Notice Requirement. Wellness programs also commonly use health risk assessments that ask questions about lifestyle-related health risk factors, and biometric screenings that measure the employee’s health risk factors such as body weight, cholesterol, blood glucose, and blood pressure levels. To ensure the wellness program is voluntary under the ADA, an employer must provide employees with a notice that clearly explains what medical information will be obtained through wellness program, how that information will be used, and the restrictions on disclosure. This means some employers may have to create a new notice to comply with the ADA. Where the wellness program is included in the employer’s group health plan, the HIPAA Notice of Privacy Practices will typically meet this requirement.

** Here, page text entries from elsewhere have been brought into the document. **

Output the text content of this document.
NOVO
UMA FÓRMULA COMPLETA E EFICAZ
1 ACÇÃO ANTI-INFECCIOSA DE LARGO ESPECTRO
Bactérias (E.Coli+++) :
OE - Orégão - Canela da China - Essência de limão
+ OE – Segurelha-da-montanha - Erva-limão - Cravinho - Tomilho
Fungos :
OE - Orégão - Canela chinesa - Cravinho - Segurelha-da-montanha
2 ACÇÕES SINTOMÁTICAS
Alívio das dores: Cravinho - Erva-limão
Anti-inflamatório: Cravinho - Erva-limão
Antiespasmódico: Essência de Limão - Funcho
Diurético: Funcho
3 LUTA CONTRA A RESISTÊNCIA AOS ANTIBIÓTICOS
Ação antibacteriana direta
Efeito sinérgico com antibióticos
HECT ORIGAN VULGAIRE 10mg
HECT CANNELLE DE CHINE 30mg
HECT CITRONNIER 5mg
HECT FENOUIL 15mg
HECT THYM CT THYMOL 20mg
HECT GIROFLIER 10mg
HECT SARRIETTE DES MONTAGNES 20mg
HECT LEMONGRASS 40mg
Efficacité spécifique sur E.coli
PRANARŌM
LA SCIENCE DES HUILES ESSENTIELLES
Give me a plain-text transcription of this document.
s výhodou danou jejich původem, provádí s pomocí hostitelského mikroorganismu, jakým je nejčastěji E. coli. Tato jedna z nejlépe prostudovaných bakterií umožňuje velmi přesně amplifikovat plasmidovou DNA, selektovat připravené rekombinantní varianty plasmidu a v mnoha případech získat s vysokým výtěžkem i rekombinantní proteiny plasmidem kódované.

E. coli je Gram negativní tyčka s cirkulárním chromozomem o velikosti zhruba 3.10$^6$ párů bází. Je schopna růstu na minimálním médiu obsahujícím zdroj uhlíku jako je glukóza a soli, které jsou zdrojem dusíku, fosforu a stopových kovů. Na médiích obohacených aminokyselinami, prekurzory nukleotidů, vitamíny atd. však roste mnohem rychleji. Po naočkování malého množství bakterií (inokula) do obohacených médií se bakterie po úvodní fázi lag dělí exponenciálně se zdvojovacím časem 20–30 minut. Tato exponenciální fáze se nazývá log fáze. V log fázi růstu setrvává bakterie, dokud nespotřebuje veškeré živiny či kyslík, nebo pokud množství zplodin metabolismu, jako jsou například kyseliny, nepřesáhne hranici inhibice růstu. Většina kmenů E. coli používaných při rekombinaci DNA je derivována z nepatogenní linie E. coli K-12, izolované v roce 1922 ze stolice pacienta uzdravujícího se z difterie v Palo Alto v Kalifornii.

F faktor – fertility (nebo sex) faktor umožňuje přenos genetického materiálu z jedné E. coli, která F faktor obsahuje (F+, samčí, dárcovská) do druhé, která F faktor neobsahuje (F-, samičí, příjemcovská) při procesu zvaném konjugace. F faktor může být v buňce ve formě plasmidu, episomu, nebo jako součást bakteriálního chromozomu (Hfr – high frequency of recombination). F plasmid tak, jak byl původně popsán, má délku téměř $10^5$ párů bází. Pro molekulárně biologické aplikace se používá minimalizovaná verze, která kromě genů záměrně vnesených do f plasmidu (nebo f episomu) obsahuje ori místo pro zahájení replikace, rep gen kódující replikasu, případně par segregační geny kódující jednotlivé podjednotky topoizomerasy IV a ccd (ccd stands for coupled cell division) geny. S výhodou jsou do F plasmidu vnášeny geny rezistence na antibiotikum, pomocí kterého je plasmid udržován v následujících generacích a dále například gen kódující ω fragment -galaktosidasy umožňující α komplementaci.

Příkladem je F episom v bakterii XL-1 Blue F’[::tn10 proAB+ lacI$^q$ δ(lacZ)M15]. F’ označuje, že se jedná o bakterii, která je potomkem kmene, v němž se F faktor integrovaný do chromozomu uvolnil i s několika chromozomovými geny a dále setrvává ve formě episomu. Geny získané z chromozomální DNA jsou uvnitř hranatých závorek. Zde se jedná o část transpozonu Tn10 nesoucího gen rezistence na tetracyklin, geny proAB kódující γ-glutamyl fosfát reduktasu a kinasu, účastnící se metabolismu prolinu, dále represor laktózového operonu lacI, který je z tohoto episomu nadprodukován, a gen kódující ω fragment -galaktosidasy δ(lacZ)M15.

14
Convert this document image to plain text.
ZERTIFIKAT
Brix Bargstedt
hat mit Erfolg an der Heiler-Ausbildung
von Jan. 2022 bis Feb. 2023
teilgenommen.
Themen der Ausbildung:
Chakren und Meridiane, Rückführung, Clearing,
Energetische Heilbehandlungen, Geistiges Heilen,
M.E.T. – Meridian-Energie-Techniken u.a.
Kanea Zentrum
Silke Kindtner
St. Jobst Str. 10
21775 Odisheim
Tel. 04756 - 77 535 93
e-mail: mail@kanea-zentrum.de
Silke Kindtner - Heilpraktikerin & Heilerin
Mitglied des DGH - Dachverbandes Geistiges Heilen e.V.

Confidentiality Requirements. Two new ADA confidentiality requirements also apply. An employer may only receive information collected by a wellness program in aggregate form that doesn't disclose, and isn't reasonably likely to disclose, specific individuals' identities except when such individual data is necessary to administer a health plan. Additionally, an employer generally cannot require employees to agree to the sale, exchange, sharing, transfer or other disclosure of their medical information or to waive confidentiality protections as a condition of wellness plan participation or to receive an incentive. Under HIPAA, employers were required to notify the employee in advance if their medical information could be used in these ways (e.g., medical data used to further medical research). Under the ADA, advance notice is no longer enough.
Other Types of Discrimination. The preamble to the ADA regulations states that, even if a wellness program complies with the incentive limits, the employer would violate Title VII or the ADEA if that program discriminates on the basis of race, sex (including pregnancy, gender identity, transgender status, and sexual orientation), national origin, age, or any other grounds prohibited by those statutes. If a wellness program requirement (such as achieving a particular blood pressure or glucose level or body mass index) disproportionately affects individuals on the basis of some protected characteristic, an employer may be able to avoid a disparate impact claim by offering and providing a reasonable alternative standard. Stated differently, if a wellness incentive is provided as part of a health-contingent wellness program, and pregnant women or minorities (for example) are disproportionately adversely affected, the employer should offer a different method for those individuals to obtain the incentive without achieving the specified health target.
Caution on Timing
The new rules apply January 1, 2017, for wellness programs that use activities during the year beginning on January 1, 2017 to determine eligibility for wellness incentives. This short timeframe can present challenges for employers. Employers need to review the terms of their wellness programs now, in order to ensure wellness program communications distributed as part of their annual open enrollment process reflect a wellness program that will comply with the new ADA and GINA regulations.